In further consideration for the additional, separate compensation to you for
your conveyance to us of the goodwill in connection with the Assets, as that
term is defined in the letter agreement to which this Exhibit B is attached (the
"Agreement"), you hereby agree that you will not, at any time within the ten
year period immediately following the date of the Agreement, or the five year
period following termination of your employment pursuant to the employment
agreement attached as Exhibit A to the Agreement, whichever shall be later,
directly or indirectly engage in or have any interest in any person, firm,
corporation, limited liability company, limited partnership, partnership or
other business (whether as an employee, officer, director, agent, security
holder, creditor, consultant or otherwise) that engages in any activity in any
state of the United States, province of Canada, or other nation or territory
throughout the world, that is the same as, similar to, or competitive with the
Assets and any subsequent development and/or enhancement thereof by us.

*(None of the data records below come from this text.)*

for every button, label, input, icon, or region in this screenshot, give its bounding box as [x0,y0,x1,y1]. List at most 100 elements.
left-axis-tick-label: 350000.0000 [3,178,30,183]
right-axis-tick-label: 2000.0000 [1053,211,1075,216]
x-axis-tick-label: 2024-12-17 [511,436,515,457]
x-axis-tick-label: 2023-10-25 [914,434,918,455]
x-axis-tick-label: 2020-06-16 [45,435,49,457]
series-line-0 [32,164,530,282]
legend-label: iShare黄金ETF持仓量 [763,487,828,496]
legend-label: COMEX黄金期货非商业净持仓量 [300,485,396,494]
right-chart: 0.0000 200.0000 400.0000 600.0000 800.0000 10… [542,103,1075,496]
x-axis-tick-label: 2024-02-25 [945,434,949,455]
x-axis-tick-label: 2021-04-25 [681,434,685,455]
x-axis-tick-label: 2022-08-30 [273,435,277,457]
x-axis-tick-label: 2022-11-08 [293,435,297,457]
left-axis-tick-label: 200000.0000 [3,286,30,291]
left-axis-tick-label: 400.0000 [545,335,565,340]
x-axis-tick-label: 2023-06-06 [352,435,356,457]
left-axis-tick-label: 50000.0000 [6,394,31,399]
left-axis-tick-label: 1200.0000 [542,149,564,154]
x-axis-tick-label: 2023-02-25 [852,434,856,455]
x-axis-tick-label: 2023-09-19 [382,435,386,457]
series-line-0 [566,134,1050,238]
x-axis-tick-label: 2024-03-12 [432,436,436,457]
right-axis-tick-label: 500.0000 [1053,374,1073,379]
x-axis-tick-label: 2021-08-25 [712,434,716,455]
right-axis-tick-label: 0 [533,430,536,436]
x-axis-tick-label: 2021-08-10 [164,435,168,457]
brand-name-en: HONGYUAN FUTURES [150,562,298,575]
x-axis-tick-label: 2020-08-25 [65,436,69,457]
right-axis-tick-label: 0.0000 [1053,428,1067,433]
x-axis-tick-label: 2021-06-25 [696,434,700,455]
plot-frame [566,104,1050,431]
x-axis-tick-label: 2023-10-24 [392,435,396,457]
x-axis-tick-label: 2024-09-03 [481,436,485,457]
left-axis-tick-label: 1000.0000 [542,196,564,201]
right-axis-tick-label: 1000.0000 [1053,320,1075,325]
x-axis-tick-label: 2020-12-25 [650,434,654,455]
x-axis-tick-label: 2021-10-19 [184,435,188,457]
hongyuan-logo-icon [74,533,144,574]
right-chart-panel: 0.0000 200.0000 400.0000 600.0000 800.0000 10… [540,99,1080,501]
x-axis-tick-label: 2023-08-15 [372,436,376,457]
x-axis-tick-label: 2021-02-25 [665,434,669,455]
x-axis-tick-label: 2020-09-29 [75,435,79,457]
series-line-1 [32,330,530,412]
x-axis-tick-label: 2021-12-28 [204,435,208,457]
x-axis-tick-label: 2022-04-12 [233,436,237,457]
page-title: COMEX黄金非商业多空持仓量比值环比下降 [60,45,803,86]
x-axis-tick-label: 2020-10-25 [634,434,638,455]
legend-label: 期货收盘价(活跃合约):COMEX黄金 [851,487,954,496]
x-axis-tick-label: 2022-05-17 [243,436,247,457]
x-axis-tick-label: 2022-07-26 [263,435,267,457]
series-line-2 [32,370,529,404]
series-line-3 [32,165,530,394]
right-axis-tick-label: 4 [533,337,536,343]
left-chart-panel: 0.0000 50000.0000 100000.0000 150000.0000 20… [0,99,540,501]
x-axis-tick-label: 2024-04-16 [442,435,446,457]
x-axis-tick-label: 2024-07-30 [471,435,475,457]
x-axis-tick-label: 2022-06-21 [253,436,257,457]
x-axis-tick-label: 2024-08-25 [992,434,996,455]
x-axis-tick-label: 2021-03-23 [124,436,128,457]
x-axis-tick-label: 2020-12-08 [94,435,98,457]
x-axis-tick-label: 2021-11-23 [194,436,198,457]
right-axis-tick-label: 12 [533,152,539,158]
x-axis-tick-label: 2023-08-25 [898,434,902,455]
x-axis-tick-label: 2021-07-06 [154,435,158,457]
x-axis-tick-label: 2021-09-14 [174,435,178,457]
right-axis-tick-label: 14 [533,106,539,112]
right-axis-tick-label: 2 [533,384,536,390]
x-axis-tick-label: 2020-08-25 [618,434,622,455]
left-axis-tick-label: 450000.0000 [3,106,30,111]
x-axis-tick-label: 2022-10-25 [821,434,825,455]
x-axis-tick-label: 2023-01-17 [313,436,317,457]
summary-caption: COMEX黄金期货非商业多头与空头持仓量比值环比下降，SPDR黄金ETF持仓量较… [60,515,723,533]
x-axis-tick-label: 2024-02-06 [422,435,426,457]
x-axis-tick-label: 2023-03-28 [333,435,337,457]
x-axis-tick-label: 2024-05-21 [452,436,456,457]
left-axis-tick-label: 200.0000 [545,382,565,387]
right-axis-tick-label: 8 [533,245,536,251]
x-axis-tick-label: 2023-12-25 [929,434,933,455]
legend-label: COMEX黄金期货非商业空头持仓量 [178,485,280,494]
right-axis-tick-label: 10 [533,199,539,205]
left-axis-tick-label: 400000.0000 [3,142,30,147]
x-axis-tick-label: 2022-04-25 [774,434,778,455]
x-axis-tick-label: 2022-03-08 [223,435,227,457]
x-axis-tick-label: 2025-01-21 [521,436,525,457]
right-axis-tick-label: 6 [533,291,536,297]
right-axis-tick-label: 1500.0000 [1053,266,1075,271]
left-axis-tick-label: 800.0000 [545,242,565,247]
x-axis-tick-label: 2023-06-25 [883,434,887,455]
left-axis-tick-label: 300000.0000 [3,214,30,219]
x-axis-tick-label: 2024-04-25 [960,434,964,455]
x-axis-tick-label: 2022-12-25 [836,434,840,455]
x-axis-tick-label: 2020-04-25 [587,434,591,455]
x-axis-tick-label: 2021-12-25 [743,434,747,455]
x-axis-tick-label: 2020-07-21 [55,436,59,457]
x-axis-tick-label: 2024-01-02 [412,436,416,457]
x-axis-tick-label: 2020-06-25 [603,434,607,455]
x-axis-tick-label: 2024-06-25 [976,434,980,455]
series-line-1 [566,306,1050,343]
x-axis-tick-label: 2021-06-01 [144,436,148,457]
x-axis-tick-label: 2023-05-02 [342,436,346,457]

You further agree not to divulge, communicate, or use to our detriment or for
the benefit of any other person or persons, or misuse in any way, any of our
confidential and/or proprietary material, information or trade secrets,
including without limitation any such relating to the Assets and any subsequent
development and/or enhancement thereof by us. You acknowledge that any such
material, information or trade secret created, developed and/or acquired by you
heretofore has been and will at all times be held by you in confidence, and that
any such material, information or trade secret hereafter created, developed
and/or acquired by you will be created, developed and/or acquired by you as our
employee-for-hire and/or fiduciary and will at all times be held by you in
confidence.
You expressly agree that in addition to any other rights or remedies we may
possess in the event of any breach of your covenants under this Exhibit B: i) we
shall be excused from any further executory obligations to you under the
Agreement and Exhibit A thereto, and any extensions thereof and amendments
thereto, ii) we shall be entitled to injunctive and other equitable relief to
prevent or remedy a breach of your covenants under this Exhibit B, iii) we shall
have the right to terminate your employment under Exhibit A to the Agreement or
otherwise, and iv) we shall be entitled to re-conveyance to us of any shares of
stock in Sector Communications, Inc. theretofore issued to you by us.